Lorsqu’on vit avec une personne chez qui on vient de dépister un TSM, la première réaction à éviter est le jugement, conseille Christine Grou. Il y aura possiblement une période d’adaptation, durant laquelle il faudra trouver le bon dosage du médicament qui lui sera prescrit, le cas échéant. La patience et la bienveillance sont de mise, même si la situation n’est pas toujours simple. La psychologue recommande de se joindre à un groupe de soutien ou de discuter avec quelqu’un qui a le même TSM.

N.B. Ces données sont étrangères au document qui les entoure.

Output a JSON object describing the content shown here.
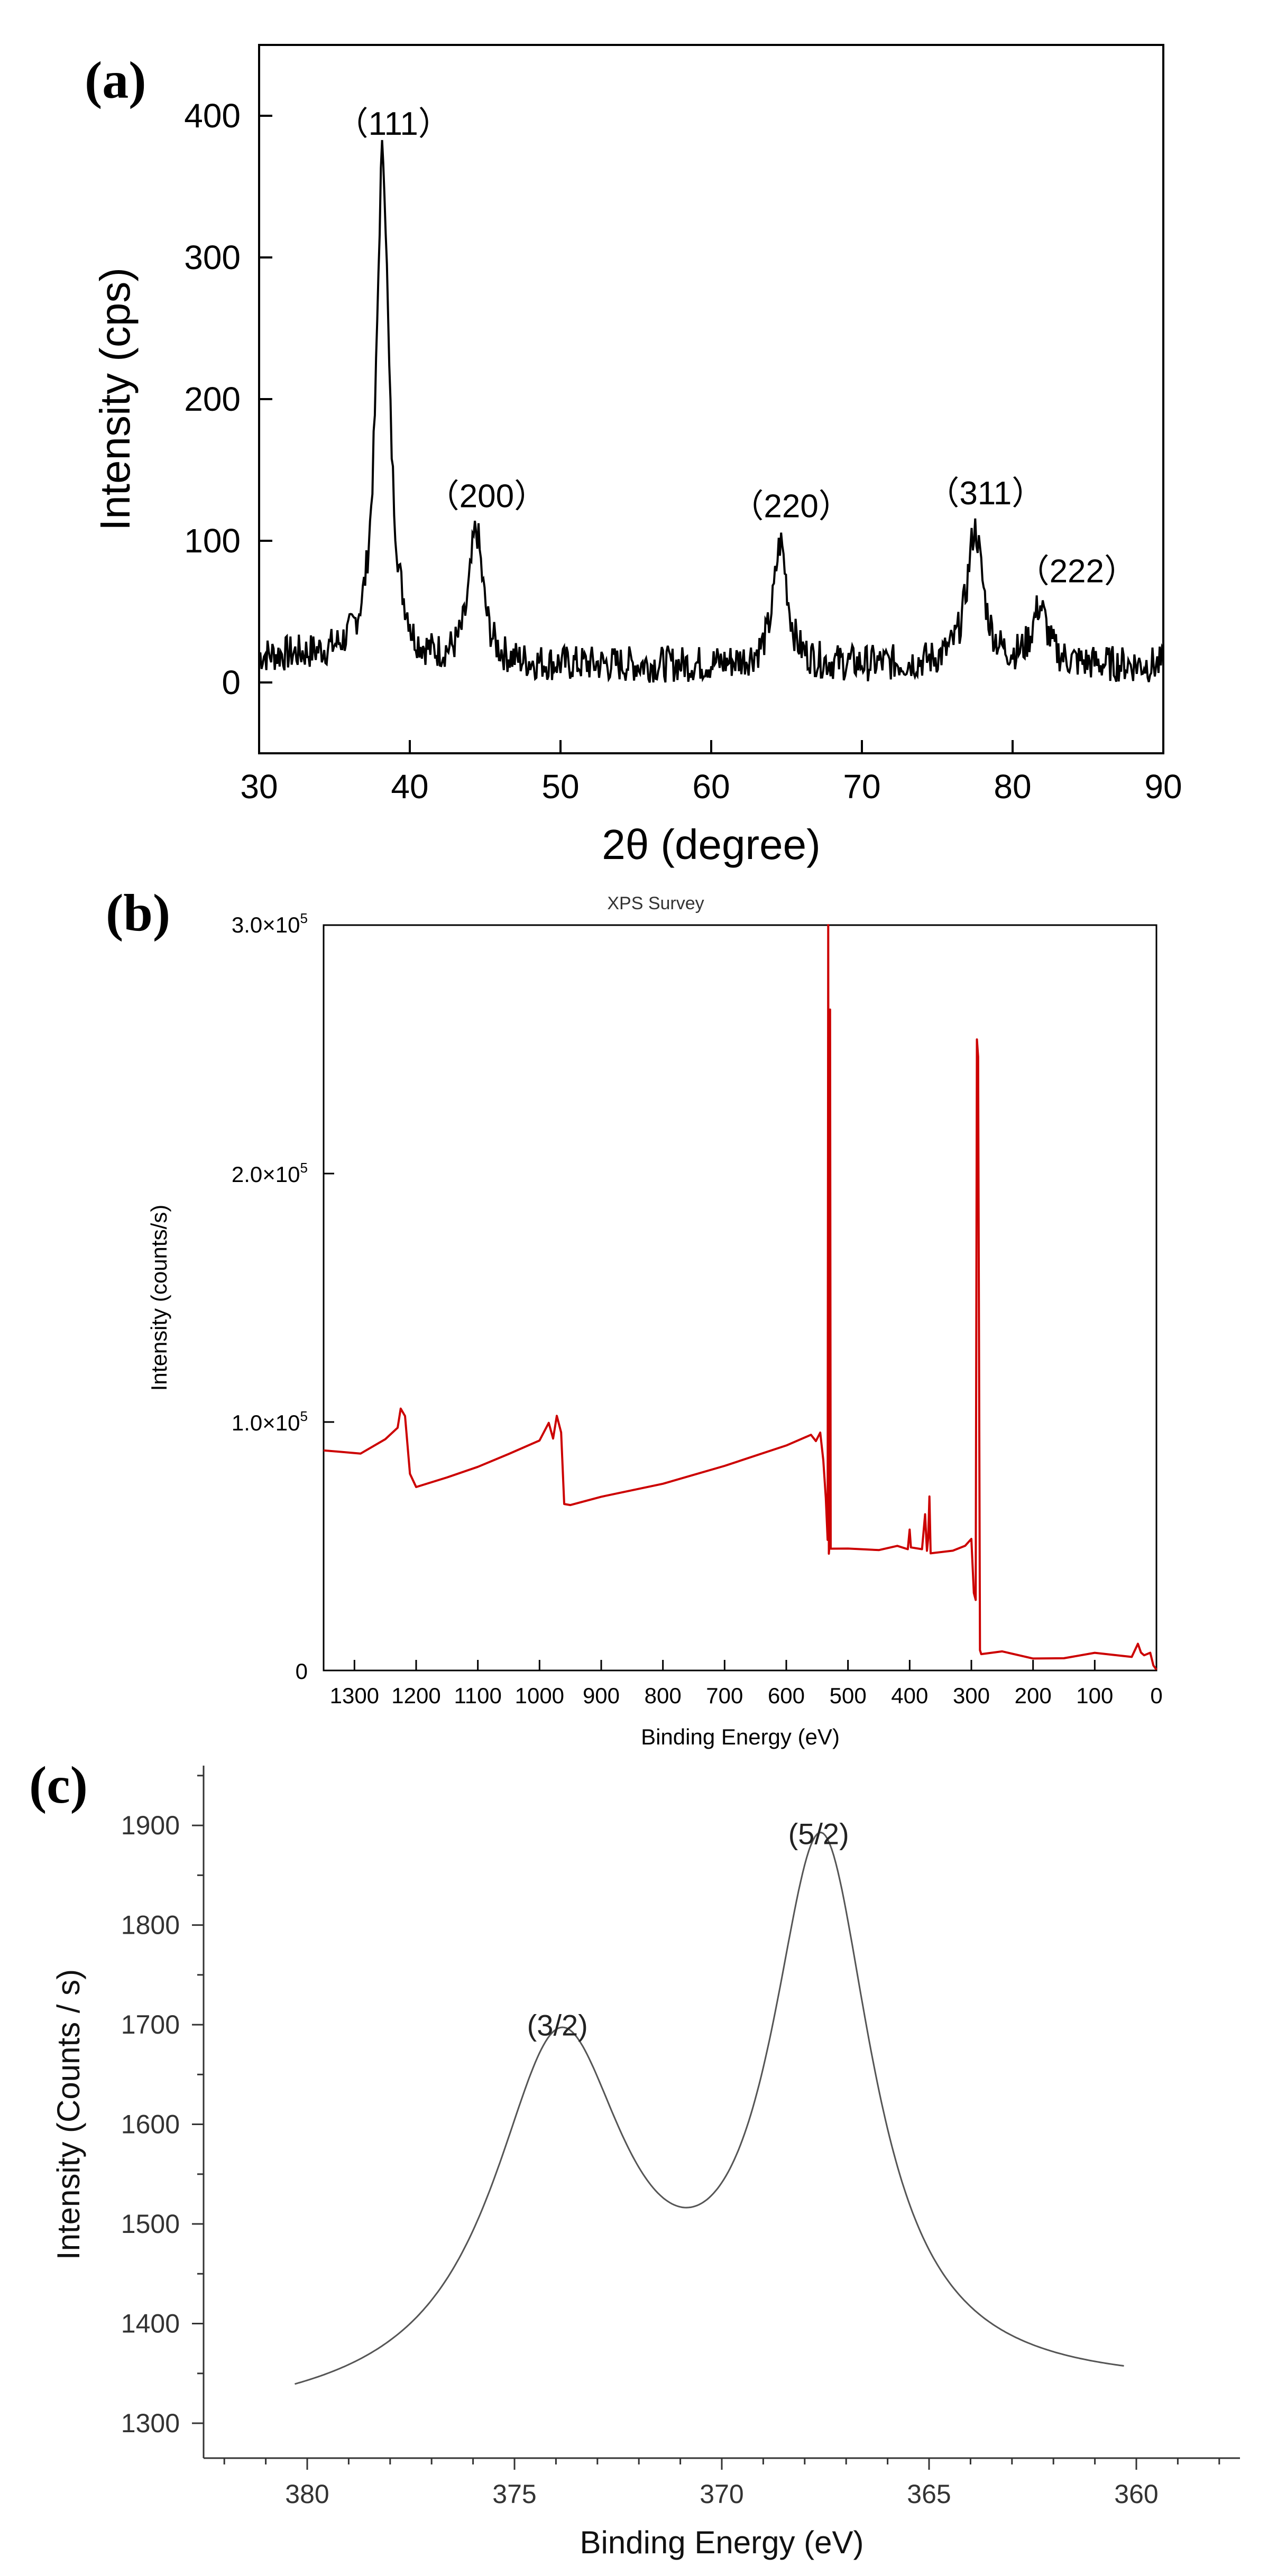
{
  "chart_data": [
    {
      "panel": "(a)",
      "type": "line",
      "xlabel": "2θ (degree)",
      "ylabel": "Intensity (cps)",
      "xlim": [
        30,
        90
      ],
      "ylim": [
        -50,
        450
      ],
      "xticks": [
        30,
        40,
        50,
        60,
        70,
        80,
        90
      ],
      "yticks": [
        0,
        100,
        200,
        300,
        400
      ],
      "color": "#000000",
      "baseline": 12,
      "peaks": [
        {
          "label": "（111）",
          "x": 38.2,
          "y": 368
        },
        {
          "label": "（200）",
          "x": 44.4,
          "y": 105
        },
        {
          "label": "（220）",
          "x": 64.6,
          "y": 98
        },
        {
          "label": "（311）",
          "x": 77.5,
          "y": 107
        },
        {
          "label": "（222）",
          "x": 81.8,
          "y": 52
        }
      ]
    },
    {
      "panel": "(b)",
      "type": "line",
      "title": "XPS Survey",
      "xlabel": "Binding Energy (eV)",
      "ylabel": "Intensity (counts/s)",
      "xlim": [
        1350,
        0
      ],
      "ylim": [
        0,
        300000
      ],
      "xticks": [
        1300,
        1200,
        1100,
        1000,
        900,
        800,
        700,
        600,
        500,
        400,
        300,
        200,
        100,
        0
      ],
      "yticks": [
        {
          "value": 0,
          "base": "0",
          "exp": ""
        },
        {
          "value": 100000,
          "base": "1.0×10",
          "exp": "5"
        },
        {
          "value": 200000,
          "base": "2.0×10",
          "exp": "5"
        },
        {
          "value": 300000,
          "base": "3.0×10",
          "exp": "5"
        }
      ],
      "color": "#cc0000",
      "points": [
        [
          1350,
          89000
        ],
        [
          1290,
          88000
        ],
        [
          1250,
          92000
        ],
        [
          1230,
          98000
        ],
        [
          1225,
          105000
        ],
        [
          1218,
          103000
        ],
        [
          1210,
          78000
        ],
        [
          1200,
          74000
        ],
        [
          1150,
          78000
        ],
        [
          1100,
          82000
        ],
        [
          1050,
          86000
        ],
        [
          1000,
          92000
        ],
        [
          985,
          100000
        ],
        [
          978,
          93000
        ],
        [
          972,
          102000
        ],
        [
          965,
          97000
        ],
        [
          960,
          66000
        ],
        [
          950,
          66000
        ],
        [
          900,
          69000
        ],
        [
          800,
          76000
        ],
        [
          700,
          83000
        ],
        [
          600,
          91000
        ],
        [
          560,
          94000
        ],
        [
          552,
          92000
        ],
        [
          545,
          95000
        ],
        [
          540,
          85000
        ],
        [
          536,
          70000
        ],
        [
          533,
          52000
        ],
        [
          532,
          300000
        ],
        [
          531,
          48000
        ],
        [
          530,
          50000
        ],
        [
          529,
          266000
        ],
        [
          528,
          49000
        ],
        [
          500,
          49000
        ],
        [
          450,
          49000
        ],
        [
          420,
          50000
        ],
        [
          403,
          50000
        ],
        [
          400,
          57000
        ],
        [
          398,
          50000
        ],
        [
          380,
          50000
        ],
        [
          375,
          63000
        ],
        [
          372,
          49000
        ],
        [
          370,
          52000
        ],
        [
          368,
          69000
        ],
        [
          366,
          47000
        ],
        [
          330,
          49000
        ],
        [
          310,
          51000
        ],
        [
          300,
          52000
        ],
        [
          296,
          32000
        ],
        [
          293,
          28000
        ],
        [
          291,
          254000
        ],
        [
          289,
          247000
        ],
        [
          286,
          8000
        ],
        [
          284,
          7000
        ],
        [
          250,
          7000
        ],
        [
          200,
          6000
        ],
        [
          150,
          6000
        ],
        [
          100,
          6000
        ],
        [
          40,
          5000
        ],
        [
          30,
          10000
        ],
        [
          25,
          7000
        ],
        [
          20,
          5000
        ],
        [
          10,
          6000
        ],
        [
          5,
          3000
        ],
        [
          0,
          1000
        ]
      ]
    },
    {
      "panel": "(c)",
      "type": "line",
      "xlabel": "Binding Energy (eV)",
      "ylabel": "Intensity (Counts / s)",
      "xlim": [
        382.5,
        357.5
      ],
      "ylim": [
        1265,
        1960
      ],
      "xticks": [
        380,
        375,
        370,
        365,
        360
      ],
      "yticks": [
        1300,
        1400,
        1500,
        1600,
        1700,
        1800,
        1900
      ],
      "color": "#555555",
      "xrange": [
        380.3,
        360.3
      ],
      "baseline": [
        1300,
        1328
      ],
      "peaks": [
        {
          "label": "(3/2)",
          "x": 373.9,
          "y": 1668,
          "width": 2.0
        },
        {
          "label": "(5/2)",
          "x": 367.6,
          "y": 1860,
          "width": 1.5
        }
      ]
    }
  ]
}
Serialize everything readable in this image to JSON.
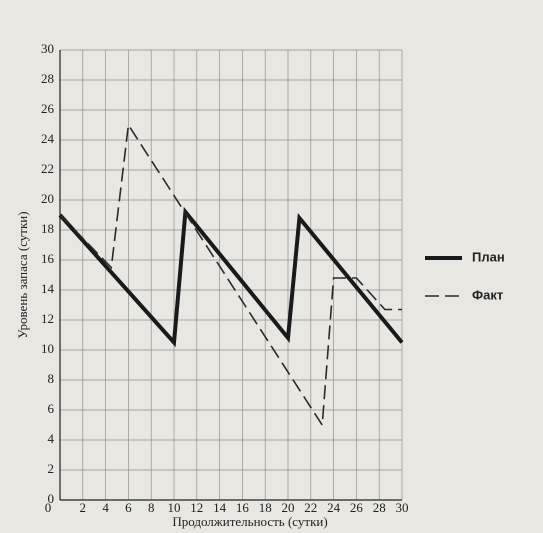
{
  "chart_data": {
    "type": "line",
    "xlabel": "Продолжительность (сутки)",
    "ylabel": "Уровень запаса (сутки)",
    "xlim": [
      0,
      30
    ],
    "ylim": [
      0,
      30
    ],
    "xticks": [
      0,
      2,
      4,
      6,
      8,
      10,
      12,
      14,
      16,
      18,
      20,
      22,
      24,
      26,
      28,
      30
    ],
    "yticks": [
      0,
      2,
      4,
      6,
      8,
      10,
      12,
      14,
      16,
      18,
      20,
      22,
      24,
      26,
      28,
      30
    ],
    "grid": true,
    "legend": "right",
    "series": [
      {
        "name": "План",
        "color": "#1a1a1a",
        "width": 4,
        "dashed": false,
        "x": [
          0,
          10,
          11,
          20,
          21,
          30
        ],
        "values": [
          19,
          10.5,
          19.2,
          10.8,
          18.8,
          10.5
        ]
      },
      {
        "name": "Факт",
        "color": "#2a2a2a",
        "width": 1.6,
        "dashed": true,
        "x": [
          0,
          4.5,
          6,
          23,
          24,
          26,
          28.5,
          30
        ],
        "values": [
          19,
          15.5,
          25,
          5,
          14.8,
          14.8,
          12.7,
          12.7
        ]
      }
    ]
  }
}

Ce genre de ressources est beaucoup plus accessible aujourd’hui qu’il y a 50 ans. Tout comme le tabou qui entoure la santé mentale s’est aujourd’hui grandement dissipé, se réjouit-elle. «Ce n’est plus vu comme une tare. De nombreuses personnalités publiques s’affichent maintenant avec leur TSM. Ça fait en sorte que les gens ont moins peur et qu’ils consultent davantage.»
Qui consulter?
Plusieurs professionnels peuvent fournir une évaluation en santé mentale: psychologues, psychiatres, neuropsychologues. Toutefois, comme la Loi médicale stipule que le diagnostic à cet égard est réservé aux médecins (y compris les psychiatres), un bon nombre d’employeurs ne reconnaissent que les diagnostics donnés par ceux-ci. Une «question de sémantique», selon Christine Grou, qui irrite l’Ordre des psychologues du Québec, lequel presse le gouvernement de lever cet obstacle dans la foulée du projet de loi 43, grâce auquel les infirmières praticiennes spécialisées en santé mentale pourront aussi poser des diagnostics dans ce domaine. En attendant, lorsque notre état nécessite une médication, ce qui n’est pas le cas de tous les TSM en raison de leurs divers degrés, il faut s’en remettre à un médecin.
À méditer
Selon le gouvernement du Québec, près de 20 % de la population, soit une personne sur cinq, souffrira d’une maladie mentale au cours de sa vie. Pourtant, moins de la moitié des personnes qui en sont atteintes consultent un professionnel.